Moving along, I come to the yellow apartments. beside them stands a double row of trash receptacles. The blue ones are strictly for recyclables. It is completely totally forbidden to put plastic bags, food waste, dirty diapers, etc into the recycle tubs. Oh well. The first three containers over there are blue ones and they are stuffed to overflowing with no-no's. The lids won't close and trash is all over the ground. Garbage pickup is four days away. Beyond those three overstuffed containers stand thirteen empty containers.
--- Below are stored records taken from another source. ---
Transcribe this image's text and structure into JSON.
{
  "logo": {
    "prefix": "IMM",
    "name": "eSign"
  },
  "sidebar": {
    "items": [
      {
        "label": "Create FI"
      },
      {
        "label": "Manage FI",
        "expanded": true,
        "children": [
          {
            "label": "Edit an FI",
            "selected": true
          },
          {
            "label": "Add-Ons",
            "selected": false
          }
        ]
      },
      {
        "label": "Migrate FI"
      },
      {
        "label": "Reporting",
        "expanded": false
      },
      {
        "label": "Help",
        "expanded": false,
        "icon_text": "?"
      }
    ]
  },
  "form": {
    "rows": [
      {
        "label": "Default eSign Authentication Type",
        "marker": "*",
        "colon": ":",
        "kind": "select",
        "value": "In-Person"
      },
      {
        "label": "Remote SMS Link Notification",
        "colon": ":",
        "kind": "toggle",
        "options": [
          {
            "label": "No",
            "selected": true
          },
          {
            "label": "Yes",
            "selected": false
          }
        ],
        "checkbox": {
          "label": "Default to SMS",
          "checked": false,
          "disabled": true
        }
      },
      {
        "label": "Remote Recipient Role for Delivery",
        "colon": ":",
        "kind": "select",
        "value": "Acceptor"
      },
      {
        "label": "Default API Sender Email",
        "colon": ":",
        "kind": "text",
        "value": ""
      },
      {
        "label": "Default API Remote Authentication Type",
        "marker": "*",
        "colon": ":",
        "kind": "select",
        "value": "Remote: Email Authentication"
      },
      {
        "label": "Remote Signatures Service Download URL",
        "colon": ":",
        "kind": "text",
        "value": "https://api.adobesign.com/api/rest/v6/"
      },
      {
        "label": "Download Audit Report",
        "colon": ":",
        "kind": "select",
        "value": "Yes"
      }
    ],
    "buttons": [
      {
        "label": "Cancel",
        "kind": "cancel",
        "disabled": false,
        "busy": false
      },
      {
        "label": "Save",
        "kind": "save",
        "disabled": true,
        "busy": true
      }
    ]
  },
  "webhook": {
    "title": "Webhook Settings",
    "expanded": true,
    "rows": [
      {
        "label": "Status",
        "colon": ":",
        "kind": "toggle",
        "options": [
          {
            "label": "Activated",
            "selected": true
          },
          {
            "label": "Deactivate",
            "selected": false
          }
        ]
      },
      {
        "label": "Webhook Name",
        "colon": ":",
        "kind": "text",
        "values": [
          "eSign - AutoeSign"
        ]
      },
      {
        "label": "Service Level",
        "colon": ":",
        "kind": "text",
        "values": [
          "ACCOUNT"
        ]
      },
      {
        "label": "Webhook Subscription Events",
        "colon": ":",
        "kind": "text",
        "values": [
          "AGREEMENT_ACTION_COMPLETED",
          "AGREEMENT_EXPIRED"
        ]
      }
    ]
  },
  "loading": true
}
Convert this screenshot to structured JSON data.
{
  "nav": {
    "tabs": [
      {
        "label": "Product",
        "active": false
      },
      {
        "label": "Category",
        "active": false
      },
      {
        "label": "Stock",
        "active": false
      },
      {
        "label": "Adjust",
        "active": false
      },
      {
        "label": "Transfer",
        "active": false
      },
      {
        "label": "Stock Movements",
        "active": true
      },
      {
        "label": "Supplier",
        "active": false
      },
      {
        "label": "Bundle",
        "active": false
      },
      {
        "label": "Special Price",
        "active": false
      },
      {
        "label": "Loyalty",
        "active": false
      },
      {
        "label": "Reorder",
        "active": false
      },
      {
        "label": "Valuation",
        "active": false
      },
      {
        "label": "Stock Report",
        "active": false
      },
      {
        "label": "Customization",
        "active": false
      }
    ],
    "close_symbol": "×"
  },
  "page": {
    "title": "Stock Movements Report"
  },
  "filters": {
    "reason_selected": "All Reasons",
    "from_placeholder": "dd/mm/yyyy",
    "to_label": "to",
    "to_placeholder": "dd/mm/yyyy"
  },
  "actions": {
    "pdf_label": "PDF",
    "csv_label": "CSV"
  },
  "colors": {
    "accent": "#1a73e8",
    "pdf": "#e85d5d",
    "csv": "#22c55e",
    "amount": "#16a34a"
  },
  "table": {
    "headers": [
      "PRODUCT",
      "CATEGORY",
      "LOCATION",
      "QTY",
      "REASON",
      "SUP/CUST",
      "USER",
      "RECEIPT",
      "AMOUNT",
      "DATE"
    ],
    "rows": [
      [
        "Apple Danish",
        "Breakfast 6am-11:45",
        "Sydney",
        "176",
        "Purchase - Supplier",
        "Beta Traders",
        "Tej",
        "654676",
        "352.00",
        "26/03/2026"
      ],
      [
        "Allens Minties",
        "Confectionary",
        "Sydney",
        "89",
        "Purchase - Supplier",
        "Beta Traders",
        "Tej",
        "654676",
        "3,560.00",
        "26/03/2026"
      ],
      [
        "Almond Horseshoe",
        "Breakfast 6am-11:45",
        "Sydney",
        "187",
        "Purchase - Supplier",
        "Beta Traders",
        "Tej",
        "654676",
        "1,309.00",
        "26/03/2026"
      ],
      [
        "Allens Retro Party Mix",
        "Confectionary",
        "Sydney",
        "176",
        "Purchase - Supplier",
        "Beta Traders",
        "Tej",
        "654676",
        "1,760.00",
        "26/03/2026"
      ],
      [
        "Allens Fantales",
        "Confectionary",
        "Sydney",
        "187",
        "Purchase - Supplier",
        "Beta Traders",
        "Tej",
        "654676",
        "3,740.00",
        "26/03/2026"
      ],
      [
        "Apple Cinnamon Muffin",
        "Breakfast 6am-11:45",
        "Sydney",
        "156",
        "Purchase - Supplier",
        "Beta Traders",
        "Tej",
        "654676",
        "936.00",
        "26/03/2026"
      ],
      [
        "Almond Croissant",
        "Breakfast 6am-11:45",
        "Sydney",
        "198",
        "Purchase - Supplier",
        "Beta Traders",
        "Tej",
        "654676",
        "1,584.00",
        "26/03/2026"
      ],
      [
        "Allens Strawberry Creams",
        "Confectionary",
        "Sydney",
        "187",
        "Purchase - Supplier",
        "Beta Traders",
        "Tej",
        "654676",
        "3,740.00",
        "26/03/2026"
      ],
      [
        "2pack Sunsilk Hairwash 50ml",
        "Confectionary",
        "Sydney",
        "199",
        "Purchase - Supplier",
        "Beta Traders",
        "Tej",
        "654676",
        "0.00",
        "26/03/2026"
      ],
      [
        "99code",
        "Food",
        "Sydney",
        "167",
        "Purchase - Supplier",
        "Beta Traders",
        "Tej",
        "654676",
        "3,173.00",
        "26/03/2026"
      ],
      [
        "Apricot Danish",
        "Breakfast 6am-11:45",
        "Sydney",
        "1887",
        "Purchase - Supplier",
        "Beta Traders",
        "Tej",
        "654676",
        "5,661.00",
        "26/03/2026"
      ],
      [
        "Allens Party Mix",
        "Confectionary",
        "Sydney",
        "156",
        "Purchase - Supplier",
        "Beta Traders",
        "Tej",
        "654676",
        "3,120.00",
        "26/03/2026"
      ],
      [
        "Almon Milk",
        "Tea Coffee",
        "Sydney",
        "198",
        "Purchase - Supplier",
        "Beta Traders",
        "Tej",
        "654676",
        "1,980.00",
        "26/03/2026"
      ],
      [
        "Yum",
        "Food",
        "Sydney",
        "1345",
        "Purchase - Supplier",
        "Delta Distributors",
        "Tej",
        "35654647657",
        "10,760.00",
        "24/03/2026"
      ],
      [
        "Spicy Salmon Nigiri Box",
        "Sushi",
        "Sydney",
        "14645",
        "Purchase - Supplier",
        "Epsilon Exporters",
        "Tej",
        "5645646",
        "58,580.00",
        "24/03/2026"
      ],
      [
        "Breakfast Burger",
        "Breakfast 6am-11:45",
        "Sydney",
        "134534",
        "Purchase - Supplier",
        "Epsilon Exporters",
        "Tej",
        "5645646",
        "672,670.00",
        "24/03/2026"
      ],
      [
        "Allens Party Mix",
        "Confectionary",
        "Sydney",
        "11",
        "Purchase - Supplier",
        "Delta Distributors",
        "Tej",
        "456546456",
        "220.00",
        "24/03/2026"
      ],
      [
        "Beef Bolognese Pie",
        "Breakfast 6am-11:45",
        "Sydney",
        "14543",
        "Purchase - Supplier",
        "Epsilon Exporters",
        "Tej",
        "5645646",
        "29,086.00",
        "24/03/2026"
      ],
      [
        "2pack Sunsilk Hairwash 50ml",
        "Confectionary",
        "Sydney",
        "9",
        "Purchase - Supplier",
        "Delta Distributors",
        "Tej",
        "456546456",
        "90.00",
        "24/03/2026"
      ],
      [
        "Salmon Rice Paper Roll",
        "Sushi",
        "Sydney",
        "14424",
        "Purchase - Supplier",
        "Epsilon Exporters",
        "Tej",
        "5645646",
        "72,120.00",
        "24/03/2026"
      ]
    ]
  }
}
These trash holders are probably 10 feet from the front door of the first yellow apartment building. Standing in that always open doorway is a fat drunk. He is throwing up. What comes out is red. Must be wine. Once in a while he leans over enough to get the throw-up away from his clothes and onto the sidewalk. Sometimes he just stays up straight and lets the vomit stream down his front. Fortunately rain is coming down in buckets so if he stays there long enough, Mother Nature may kind of hose him off.
Moving along the front of that building, we come to the corner where wires from the electric pole run over to the meter box. Someone tied together the strings of a pair of sneakers and tossed them over this electric line. That bit of urban whimsy has been here at least as long as I have. Since the electric line comes across from my side of the street, those shoes have hung over one lane of traffic all last fall and winter.
Now we come to the front of the second yellow brick apartment building. Spread around on the sidewalk are several old, rotten sofas plus some other housekeeping items. No one has called for special garbage pickup so those things have sat there for quite a while. They're already finding a purpose. Last evening a group of loungers sat there watching as a man pulled along curbside in a falling apart car, got out, took a bald tire out of the other side of the front seat...and with a length of frayed rope tied the tire to the front of his car, running the rope through holes in the hood and the grill. Since he only tied the tire at the top, the bottom of it thumped around as he drove away. Those sofasitters, comfortable on the sidewalk, were loudly amused.
OK, so that's the view from my front window today. As I sat with my breakfast coffee, here came little groups of school children through the rain, past all the trash, past smashed glass and metal, right by the vomitting wino, the old junk stealer, and all the dingbat furniture.
Across the street from all that, at the foot of the porch steps I can see my containers of blue and white pansies. They look very nice, but are a small counterbalance to everything else.